ClickHouse Migrations
Read posthog/clickhouse/migrations/AGENTS.md for comprehensive patterns, cluster setup, examples, and ingestion layer details.
Quick reference
Migration structure
operations = [ run_sql_with_exceptions( SQL_FUNCTION(), node_roles=[...], sharded=False, # True for sharded tables is_alter_on_replicated_table=False # True for ALTER on replicated tables ), ]
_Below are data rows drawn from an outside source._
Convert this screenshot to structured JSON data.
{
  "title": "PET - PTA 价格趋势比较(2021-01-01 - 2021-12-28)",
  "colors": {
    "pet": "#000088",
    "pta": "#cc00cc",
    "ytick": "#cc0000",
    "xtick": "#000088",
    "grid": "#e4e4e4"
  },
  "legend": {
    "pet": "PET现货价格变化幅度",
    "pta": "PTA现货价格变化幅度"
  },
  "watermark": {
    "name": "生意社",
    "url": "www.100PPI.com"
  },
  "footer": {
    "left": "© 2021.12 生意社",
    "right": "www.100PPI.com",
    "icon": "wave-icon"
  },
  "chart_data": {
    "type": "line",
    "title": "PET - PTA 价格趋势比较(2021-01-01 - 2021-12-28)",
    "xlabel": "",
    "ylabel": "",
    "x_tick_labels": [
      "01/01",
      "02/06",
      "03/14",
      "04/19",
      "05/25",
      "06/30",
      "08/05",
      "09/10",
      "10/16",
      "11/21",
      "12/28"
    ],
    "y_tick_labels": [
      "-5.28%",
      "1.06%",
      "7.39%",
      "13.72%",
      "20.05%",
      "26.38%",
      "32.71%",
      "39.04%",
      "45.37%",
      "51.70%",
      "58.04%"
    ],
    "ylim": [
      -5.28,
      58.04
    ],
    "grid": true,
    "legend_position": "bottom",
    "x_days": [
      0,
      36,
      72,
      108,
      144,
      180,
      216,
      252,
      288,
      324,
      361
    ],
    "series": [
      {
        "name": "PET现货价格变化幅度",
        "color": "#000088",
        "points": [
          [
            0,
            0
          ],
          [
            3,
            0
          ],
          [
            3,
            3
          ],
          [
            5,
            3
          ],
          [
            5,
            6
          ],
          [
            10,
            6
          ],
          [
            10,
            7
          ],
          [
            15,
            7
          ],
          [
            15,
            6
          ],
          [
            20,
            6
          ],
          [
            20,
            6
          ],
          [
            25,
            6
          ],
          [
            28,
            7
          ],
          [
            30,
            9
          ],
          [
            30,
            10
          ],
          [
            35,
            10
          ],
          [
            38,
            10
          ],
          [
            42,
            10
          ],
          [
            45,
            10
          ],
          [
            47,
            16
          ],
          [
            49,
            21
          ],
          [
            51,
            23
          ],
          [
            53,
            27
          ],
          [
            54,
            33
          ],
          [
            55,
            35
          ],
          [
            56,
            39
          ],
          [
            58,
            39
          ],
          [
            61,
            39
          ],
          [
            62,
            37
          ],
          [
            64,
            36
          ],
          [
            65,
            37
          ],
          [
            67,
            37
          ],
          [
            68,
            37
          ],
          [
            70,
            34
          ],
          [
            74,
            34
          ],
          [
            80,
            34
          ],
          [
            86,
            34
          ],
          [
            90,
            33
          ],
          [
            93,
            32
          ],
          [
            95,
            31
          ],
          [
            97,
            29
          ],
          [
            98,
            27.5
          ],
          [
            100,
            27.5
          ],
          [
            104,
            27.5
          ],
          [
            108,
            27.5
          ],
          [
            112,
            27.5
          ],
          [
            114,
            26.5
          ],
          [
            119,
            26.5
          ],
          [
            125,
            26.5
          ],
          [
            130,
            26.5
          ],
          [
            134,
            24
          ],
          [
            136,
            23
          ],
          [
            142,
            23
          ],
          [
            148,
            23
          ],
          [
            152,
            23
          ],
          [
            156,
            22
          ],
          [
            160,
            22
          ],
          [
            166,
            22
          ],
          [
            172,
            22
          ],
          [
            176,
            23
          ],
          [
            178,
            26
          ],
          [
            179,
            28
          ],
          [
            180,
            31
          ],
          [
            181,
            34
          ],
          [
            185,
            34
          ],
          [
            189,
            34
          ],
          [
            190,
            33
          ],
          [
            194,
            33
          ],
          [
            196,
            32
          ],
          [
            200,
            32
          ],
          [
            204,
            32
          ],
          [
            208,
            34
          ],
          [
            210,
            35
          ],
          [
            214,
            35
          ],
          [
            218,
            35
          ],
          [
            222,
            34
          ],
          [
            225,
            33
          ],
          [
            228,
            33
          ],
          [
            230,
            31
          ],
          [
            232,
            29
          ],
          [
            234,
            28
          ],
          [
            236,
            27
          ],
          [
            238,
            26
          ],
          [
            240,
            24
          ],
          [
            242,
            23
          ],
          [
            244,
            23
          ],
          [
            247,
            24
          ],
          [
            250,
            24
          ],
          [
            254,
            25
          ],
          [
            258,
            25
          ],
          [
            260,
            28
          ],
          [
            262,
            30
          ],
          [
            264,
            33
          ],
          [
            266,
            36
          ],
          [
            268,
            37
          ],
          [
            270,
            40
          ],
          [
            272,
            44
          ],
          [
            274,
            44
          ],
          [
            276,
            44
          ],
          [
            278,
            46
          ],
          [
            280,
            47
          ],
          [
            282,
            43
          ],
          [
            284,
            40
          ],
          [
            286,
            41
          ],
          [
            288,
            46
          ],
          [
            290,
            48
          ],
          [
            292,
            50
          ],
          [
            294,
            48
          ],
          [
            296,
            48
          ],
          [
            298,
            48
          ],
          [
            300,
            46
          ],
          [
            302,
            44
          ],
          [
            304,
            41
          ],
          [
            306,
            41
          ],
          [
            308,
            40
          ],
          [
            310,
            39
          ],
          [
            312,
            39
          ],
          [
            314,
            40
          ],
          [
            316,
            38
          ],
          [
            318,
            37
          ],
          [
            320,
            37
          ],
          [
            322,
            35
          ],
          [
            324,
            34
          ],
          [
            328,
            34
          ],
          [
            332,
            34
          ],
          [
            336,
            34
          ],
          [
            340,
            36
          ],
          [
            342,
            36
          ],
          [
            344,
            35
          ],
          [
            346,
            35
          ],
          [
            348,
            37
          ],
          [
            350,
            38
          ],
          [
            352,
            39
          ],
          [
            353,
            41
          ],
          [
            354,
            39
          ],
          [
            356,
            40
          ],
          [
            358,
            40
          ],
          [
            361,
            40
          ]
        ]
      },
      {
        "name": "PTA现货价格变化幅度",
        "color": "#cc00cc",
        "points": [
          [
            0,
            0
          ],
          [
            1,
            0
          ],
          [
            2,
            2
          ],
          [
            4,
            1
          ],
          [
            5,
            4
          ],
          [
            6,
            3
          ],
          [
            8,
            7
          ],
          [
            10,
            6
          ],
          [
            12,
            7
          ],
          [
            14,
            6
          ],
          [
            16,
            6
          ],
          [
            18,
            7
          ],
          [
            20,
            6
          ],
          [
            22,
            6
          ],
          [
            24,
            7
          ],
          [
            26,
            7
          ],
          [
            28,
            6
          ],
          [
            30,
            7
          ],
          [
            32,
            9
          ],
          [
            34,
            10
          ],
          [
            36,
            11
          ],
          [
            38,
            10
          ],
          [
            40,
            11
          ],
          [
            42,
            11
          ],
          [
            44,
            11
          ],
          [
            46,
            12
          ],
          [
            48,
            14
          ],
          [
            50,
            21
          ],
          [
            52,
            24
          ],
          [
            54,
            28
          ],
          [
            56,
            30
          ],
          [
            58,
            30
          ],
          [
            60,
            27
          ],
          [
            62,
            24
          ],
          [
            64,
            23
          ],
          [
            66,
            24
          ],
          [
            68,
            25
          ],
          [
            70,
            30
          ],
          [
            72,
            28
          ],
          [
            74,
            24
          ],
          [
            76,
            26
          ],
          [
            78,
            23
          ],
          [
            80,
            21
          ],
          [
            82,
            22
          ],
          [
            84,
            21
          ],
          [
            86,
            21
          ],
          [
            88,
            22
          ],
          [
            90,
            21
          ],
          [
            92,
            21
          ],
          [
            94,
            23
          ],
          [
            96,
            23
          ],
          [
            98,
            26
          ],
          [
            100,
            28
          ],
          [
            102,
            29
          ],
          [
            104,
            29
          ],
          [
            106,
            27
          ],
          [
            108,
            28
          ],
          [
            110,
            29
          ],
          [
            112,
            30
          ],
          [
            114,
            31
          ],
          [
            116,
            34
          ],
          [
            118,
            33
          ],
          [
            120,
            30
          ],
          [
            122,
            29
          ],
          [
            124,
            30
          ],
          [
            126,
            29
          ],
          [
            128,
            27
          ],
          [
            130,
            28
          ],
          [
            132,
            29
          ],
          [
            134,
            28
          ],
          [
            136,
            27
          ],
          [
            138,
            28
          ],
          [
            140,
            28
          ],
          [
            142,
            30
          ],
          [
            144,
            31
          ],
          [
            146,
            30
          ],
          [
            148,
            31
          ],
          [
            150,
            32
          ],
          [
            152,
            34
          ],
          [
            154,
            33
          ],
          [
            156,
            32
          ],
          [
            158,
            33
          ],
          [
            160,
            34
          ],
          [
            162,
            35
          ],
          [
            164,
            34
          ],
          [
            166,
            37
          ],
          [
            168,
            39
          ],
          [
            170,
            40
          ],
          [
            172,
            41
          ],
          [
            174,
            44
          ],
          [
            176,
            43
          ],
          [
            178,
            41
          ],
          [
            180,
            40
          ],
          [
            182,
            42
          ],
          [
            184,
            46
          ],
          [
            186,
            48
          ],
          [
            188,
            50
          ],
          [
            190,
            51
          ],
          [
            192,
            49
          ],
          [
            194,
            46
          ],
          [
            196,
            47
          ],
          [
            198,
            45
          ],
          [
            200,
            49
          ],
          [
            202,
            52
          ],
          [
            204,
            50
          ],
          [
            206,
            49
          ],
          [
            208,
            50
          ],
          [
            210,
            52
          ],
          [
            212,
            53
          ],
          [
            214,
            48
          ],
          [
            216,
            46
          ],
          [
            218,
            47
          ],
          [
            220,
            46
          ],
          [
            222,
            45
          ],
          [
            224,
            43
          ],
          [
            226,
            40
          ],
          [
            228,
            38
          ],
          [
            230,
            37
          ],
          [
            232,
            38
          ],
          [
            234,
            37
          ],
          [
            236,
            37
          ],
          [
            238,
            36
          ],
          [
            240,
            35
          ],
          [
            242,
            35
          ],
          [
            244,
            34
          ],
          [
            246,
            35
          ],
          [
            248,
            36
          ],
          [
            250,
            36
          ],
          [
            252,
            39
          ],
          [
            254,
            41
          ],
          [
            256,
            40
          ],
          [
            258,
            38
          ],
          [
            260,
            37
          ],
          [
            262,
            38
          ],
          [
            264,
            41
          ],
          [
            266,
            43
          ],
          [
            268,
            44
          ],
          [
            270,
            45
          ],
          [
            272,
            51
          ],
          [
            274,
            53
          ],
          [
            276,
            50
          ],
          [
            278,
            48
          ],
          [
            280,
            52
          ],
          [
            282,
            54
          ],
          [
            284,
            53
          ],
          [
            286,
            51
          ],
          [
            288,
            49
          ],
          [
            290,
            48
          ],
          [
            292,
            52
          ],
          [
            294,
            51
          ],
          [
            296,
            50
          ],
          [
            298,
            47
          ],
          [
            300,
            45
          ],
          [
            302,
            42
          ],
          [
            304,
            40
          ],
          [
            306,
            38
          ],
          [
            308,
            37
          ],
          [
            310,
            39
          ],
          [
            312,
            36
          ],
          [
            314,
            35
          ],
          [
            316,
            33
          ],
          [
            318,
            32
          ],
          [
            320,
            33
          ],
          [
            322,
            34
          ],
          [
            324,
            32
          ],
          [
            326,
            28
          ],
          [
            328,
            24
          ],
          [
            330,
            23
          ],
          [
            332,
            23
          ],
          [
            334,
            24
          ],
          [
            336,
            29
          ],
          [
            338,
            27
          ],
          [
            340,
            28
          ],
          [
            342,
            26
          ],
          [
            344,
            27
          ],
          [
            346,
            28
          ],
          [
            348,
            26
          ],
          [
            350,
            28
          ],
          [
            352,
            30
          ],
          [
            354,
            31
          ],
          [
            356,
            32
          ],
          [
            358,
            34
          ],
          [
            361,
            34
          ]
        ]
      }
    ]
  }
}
Node roles (choose based on table type)
-
[NodeRole.DATA] : Sharded tables (data nodes only)
-
[NodeRole.DATA, NodeRole.COORDINATOR] : Non-sharded data tables, distributed read tables, replicated tables, views, dictionaries
-
[NodeRole.INGESTION_SMALL] : Writable tables, Kafka tables, materialized views on ingestion layer
Table engines quick reference
MergeTree engines:
-
AggregatingMergeTree(table, replication_scheme=ReplicationScheme.SHARDED) for sharded tables
-
ReplacingMergeTree(table, replication_scheme=ReplicationScheme.REPLICATED) for non-sharded
-
Other variants: CollapsingMergeTree , ReplacingMergeTreeDeleted
Distributed engine:
-
Sharded: Distributed(data_table="sharded_events", sharding_key="sipHash64(person_id)")
-
Non-sharded: Distributed(data_table="my_table", cluster=settings.CLICKHOUSE_SINGLE_SHARD_CLUSTER)
Critical rules
-
NEVER use ON CLUSTER clause in SQL statements
-
Always use IF EXISTS / IF NOT EXISTS clauses
-
When dropping and recreating replicated table in same migration, use DROP TABLE IF EXISTS ... SYNC
-
If a function generating SQL has on_cluster param, always set on_cluster=False
-
Use sharded=True when altering sharded tables
-
Use is_alter_on_replicated_table=True when altering non-sharded replicated tables
Testing
Delete entry from infi_clickhouse_orm_migrations table to re-run a migration.